Medical advice ‘puts lesbians at risk of cervical cancer’
Research has suggested that government guidelines should be revised to ensure more lesbian women are screened for cervical cancer.
Currently, NHS advice states that women who have never been sexually active with a man have a very low risk of the disease, suggesting these women may decline to attend cervical smear tests.
However, a study published in the Journal of Family Planning and Reproductive Health Care has claimed that most lesbians have had sexual contact with a man and that HPV (the virus responsible for most cervical cancers) can also be spread by female-to-female sexual contact.
The research also suggested that many healthcare professionals are unaware that lesbians can develop the disease.
Hazel Henderson, the author of the latest study, said: “There is no evidence that lesbians are at less risk of cervical cancer than their heterosexual counterparts.
“Lesbians are less likely than heterosexual women to present for cervical screening, as they and their medical advisors sometimes wrongly assume they have a low risk of developing cervical cancer.

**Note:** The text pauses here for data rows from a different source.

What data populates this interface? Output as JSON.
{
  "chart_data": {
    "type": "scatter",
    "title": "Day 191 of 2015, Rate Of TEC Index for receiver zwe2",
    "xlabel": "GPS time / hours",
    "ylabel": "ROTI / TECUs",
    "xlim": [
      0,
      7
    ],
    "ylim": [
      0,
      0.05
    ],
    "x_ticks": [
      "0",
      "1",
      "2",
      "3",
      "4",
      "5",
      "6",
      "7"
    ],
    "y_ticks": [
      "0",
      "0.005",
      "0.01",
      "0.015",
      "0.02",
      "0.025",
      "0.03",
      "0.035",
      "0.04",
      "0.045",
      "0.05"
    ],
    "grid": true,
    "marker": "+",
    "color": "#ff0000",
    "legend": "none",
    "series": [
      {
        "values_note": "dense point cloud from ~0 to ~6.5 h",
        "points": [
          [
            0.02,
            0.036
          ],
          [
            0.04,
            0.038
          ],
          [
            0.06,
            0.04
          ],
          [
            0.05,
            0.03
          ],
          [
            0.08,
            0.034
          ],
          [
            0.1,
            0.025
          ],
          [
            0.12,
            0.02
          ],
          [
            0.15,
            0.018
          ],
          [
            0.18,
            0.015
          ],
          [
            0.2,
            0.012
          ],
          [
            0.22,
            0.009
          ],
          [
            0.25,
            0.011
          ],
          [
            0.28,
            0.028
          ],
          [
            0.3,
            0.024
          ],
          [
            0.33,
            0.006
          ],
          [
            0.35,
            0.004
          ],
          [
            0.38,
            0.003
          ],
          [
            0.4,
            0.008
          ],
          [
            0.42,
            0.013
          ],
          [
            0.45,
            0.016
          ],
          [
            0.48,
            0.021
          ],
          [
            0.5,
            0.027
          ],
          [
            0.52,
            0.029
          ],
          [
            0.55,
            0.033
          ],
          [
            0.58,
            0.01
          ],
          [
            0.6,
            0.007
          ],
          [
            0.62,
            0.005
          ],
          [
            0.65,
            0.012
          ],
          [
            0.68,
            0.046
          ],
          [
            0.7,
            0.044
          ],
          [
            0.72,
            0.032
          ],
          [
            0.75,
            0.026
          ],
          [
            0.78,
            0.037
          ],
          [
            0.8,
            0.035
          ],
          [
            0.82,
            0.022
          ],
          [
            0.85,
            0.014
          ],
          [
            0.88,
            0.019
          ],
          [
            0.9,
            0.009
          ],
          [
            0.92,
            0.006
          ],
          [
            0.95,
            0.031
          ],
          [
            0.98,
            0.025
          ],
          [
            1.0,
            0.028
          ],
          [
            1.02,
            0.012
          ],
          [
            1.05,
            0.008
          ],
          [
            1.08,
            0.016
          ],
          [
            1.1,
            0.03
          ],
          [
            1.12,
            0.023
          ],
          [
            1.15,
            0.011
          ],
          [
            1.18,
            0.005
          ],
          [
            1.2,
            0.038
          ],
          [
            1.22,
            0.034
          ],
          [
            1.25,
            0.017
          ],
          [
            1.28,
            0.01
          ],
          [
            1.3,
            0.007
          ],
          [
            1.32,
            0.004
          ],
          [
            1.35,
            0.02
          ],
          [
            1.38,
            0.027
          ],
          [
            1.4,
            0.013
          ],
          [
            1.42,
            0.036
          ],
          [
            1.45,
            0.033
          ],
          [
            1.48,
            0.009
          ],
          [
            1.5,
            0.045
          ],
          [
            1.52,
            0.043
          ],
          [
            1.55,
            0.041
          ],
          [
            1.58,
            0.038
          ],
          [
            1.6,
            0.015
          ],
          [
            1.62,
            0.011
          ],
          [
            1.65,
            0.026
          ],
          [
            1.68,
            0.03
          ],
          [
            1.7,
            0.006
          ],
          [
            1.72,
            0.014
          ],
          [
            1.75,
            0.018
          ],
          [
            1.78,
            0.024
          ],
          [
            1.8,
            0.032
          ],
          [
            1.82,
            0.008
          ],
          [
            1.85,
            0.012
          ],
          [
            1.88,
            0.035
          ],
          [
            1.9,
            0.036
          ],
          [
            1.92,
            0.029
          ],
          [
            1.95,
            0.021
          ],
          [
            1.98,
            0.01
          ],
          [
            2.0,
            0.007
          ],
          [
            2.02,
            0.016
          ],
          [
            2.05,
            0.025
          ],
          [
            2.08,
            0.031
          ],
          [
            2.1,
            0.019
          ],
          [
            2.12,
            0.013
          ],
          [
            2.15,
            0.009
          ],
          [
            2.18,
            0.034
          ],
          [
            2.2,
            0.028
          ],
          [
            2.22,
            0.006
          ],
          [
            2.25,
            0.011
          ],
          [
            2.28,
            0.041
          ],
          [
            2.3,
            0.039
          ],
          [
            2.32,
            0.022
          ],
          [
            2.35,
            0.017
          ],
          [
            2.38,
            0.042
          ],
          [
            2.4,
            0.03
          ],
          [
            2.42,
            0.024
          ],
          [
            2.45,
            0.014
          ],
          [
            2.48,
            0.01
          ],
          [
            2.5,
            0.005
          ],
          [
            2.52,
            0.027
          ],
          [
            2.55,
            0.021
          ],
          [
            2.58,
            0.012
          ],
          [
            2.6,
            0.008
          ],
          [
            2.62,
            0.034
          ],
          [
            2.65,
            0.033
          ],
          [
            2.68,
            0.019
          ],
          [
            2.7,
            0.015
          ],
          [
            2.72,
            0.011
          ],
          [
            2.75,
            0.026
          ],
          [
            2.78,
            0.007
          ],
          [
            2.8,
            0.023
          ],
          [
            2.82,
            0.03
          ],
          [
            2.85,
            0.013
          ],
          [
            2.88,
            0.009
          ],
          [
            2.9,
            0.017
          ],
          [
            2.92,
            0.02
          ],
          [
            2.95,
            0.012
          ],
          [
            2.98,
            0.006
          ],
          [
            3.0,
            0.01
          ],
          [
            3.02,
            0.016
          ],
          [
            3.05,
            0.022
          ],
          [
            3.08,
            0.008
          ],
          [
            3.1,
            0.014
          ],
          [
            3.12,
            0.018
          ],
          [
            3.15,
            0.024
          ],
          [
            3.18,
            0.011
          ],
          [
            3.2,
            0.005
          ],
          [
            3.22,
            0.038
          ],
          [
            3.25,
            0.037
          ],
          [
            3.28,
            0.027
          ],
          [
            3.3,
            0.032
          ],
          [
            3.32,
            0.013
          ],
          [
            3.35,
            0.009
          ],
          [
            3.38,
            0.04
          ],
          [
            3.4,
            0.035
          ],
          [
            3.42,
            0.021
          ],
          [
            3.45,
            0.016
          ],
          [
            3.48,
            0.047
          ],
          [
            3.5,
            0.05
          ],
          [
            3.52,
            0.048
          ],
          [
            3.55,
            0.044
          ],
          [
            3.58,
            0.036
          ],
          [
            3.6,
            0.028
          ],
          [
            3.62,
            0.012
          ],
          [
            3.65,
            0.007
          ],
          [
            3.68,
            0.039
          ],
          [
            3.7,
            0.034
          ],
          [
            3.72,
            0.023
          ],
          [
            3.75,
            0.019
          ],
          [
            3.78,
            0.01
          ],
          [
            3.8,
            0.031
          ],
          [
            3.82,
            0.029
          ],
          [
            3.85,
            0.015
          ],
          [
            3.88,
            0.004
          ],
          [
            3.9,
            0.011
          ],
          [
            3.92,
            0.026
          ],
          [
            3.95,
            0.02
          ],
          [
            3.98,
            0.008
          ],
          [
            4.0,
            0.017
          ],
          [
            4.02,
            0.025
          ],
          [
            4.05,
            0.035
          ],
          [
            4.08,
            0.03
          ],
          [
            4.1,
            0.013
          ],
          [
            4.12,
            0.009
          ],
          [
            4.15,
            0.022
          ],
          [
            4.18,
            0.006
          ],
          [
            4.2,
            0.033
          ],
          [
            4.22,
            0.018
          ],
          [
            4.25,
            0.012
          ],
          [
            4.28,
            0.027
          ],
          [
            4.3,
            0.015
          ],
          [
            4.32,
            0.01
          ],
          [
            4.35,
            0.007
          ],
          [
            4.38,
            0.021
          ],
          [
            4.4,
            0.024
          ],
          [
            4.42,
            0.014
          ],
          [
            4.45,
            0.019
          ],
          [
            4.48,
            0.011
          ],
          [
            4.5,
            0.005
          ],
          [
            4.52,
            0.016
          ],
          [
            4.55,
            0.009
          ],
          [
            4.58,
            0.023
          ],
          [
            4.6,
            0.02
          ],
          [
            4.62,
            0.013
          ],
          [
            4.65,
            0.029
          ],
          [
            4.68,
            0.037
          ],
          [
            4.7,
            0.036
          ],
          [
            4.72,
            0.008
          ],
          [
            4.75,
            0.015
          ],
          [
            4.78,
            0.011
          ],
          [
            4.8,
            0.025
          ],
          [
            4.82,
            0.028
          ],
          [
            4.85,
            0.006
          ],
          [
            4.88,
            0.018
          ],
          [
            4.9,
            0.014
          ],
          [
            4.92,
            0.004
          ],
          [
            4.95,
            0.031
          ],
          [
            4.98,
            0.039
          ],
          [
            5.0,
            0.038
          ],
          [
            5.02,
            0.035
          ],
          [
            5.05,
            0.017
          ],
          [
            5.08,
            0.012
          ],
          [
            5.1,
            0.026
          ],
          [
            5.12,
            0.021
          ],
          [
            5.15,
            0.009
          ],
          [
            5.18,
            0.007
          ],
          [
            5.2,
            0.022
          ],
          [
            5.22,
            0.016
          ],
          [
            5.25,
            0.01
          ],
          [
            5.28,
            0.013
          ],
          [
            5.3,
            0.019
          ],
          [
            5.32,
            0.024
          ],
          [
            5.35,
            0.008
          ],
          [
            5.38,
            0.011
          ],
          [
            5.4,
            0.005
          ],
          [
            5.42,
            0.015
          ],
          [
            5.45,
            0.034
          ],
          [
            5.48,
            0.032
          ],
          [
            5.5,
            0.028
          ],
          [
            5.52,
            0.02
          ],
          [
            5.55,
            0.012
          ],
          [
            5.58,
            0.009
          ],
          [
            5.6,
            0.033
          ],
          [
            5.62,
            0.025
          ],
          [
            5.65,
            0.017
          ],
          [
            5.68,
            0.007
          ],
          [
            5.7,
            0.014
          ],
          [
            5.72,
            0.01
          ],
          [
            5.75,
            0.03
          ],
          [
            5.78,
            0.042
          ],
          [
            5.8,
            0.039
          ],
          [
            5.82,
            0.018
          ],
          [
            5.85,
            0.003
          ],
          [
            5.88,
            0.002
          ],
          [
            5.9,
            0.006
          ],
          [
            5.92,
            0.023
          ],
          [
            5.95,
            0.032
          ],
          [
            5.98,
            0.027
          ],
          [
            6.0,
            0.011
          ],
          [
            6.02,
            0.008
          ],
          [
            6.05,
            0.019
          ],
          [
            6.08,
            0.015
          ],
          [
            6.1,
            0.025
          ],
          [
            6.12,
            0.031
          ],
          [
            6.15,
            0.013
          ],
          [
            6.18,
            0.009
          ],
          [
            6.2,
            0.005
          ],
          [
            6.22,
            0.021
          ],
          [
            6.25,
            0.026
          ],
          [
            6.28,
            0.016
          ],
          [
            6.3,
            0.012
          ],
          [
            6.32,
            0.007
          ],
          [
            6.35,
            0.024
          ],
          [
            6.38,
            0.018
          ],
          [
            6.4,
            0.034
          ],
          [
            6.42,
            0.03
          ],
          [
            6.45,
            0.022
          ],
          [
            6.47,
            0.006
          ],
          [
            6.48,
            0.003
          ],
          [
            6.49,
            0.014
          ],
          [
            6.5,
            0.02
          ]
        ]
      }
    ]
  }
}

“This may result in cervical abnormalities remaining undetected until symptoms appear at which time treatment is less likely to be effective.
“Medical personnel and lesbians need educating in the risk of cervical cancer to ensure there is no longer any ambiguity in the need for cervical screening in lesbians.”
Ruth Hunt, Stonewall’s head of policy and research, has previously undertaken research on lesbian health and said she was “deeply concerned” about the numbers of such women missing smear tests.
She added: “More disturbing however is that one in five lesbian and bisexual women who have not had a cervical smear test have been told, wrongly, by healthcare practitioners that they are not at risk. One in fifty have been refused a test. Fifteen per cent of lesbian and bisexual women over 25 – almost double the number of women in general – have never had a cervical smear test.
“Gay women can get cervical cancer, and should be screened. If they are refused a test, they should complain. The General Medical Council has made it clear that lesbians should not be refused a smear test.”